2
Yorum
14
Beğeni
5,0
Puan
135
Okunma
YORGUN SORULAR
Silkelensem çıkar mı üstümden,
Olumsuz umutsuzluklar?
Yıkansam umman’da temizlenir mi
İçimdeki tüm günahlar,
Ya yıkılmış ruhumun enkazında kalan duygular?
Bilmiyorum ki;
Hangi bahardan kalma bu yürek acısı,
Her yanım perperişan,
Çığlık çığlık divane gönül ağrısı…
Ya günahlar?
Ordusu yenilmiş bir komutan gibi,
en içsel sızısı,
Tam, tam da bağrımın orta yerinde otağ kurmuş...
Hey çocuk…
Söyle, göçmen kuşlar gelir mi bu yaz?
Tüner mi bu yıl bu kirli yüreğe kırlangıçlar?
Onlar da mı umuda uçan kelebek gibi,
Hasret dağlarını aşıp,
Kuzey yıldızı diyarına uçtular...
Yine;
Efkâr sarmış dört bir yanımı gönül!
Anka kuşu gibi uçup giden yıllardan kaldı acılarım…
Bir depremin artçılarında yıkılıp
Unutulmuş bu virane bedende,
Şeytanla raks ediyor sancılarım...
Ne o ayna;
Umutsuz vaka gibi bakma öyle,
Ne olur gençlikten söz et… Susma bu denli,
Silme yüzümde ki kaz ayakları,
Zülfümdeki yıldızlar şahit,
Bir ömür verdim alın yazıma...
Dur, dur lütfen…
Olur mu bir umut?
Belki bir Yusuf düşer kuyuya,
Olur ya belki Züleyha’ya kalır acılar, anılar.

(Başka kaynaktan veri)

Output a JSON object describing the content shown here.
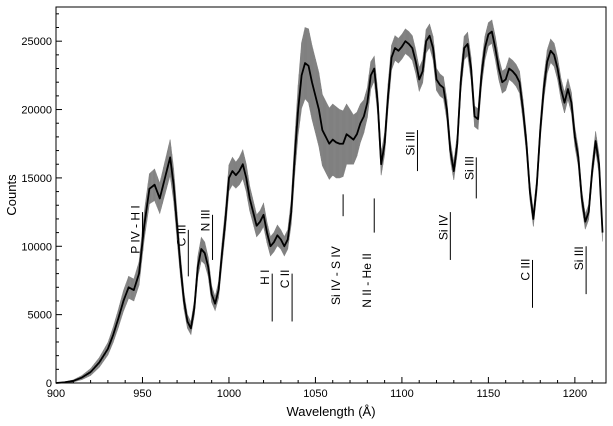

Savurma güz deminde yaprak gibi beni
Nedir bu kalbin benden çektiği?
Hüzünlü sevdaların çölünde...
Bu ten yorgun;
Aciz sonbahar gülü gibi...
Savurma yaprak yaprak hoyratça.
Dur, dur kalbim yosun tutmuş taş gibi.
Tut ki derya deniz yıkar tüm kirleri,
Kanlı gömleğe ağıt yakan,
Bir Yusuf’i kuyuda...
Hani demem o ki;
Belki yeniden doğurur Allah’ım yeniden,
İnsanı anasından ilk günkü gibi,
Ben’i adem uğruna...
5.0
100% (5)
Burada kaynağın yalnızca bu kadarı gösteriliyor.